Edy Rahmayadi Tidak Inovatif, 1,6 Juta Anak Berpotensi Mengalami Learning Loss

Poaradda Nababan

Lebih lanjut, Poarada Nababan menyatakan bahwa Fraksi PDI Perjuangan tidak pernah mendengar saudara Edy Rahmayadi sebagai Gubsu melakukkan pemetaan secara massif terhadap keikut-sertaan dan atau partisipasi peserta didik dalam mengikuti proses belajar mengajar dari rumah (BDR) selama masa pandemi Covid-19, berapa siswa yang tidak memiliki akses internet, apakah peserta didik belajar setiap hari atau tidak,dan apakah materi belajarnya cukup atau tidak.

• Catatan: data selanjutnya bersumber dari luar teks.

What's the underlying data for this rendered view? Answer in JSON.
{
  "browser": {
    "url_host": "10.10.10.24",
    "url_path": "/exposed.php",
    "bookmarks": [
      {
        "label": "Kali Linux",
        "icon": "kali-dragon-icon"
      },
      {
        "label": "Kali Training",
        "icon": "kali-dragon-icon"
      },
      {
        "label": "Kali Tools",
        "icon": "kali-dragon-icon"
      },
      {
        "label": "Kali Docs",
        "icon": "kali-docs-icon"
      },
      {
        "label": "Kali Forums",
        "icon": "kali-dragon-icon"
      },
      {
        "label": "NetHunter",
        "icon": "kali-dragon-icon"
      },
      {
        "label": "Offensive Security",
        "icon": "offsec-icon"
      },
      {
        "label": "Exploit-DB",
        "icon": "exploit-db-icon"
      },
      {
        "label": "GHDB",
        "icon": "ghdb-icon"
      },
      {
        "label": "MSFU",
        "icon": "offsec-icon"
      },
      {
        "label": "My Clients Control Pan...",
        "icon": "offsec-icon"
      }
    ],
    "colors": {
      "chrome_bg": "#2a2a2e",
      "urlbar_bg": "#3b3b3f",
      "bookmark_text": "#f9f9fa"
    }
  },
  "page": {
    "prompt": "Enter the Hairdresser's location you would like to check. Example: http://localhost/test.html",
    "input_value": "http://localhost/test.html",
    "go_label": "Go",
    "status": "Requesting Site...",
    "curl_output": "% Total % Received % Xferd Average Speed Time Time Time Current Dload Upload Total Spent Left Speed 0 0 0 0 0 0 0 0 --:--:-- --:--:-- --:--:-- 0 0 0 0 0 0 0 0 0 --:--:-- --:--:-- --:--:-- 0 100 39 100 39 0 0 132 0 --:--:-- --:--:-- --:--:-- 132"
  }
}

“Kami menduga bahwa Edy Rahmayadi sebagai gubernur tidak mengetahui berapa jumlah anak yang berpotensi kehilangan kemampuan belajarnya, karena tidak melakukan pemetaan dan tidak melakukan berbagai inovasi dalam Pendidikan selama Covid-19, semua proses BDR diserahkan total kepada sekolah masing-masing tanpa ada kebijakan apapun dari Gubsu, padahal pemerintah pusat telah memberikan kebebasan kepada pemerintah daerah untuk melakukan berbagai inovasi demi kelancaran proses pendidikan selama pendemi ini,” lanjut Poarada

Selain itu, Poarada menyebutkan bahwa Gubsu melalui Dinas Pendidikan Sumut sering sekali melakkukan pelayanan pendidikan dan pembelajaran yang diskriminatif, Dinas Pendidikan lebih sering mengurusi sekolah-sekolah negeri dan mengabaikan sekolah-sekolah swasta.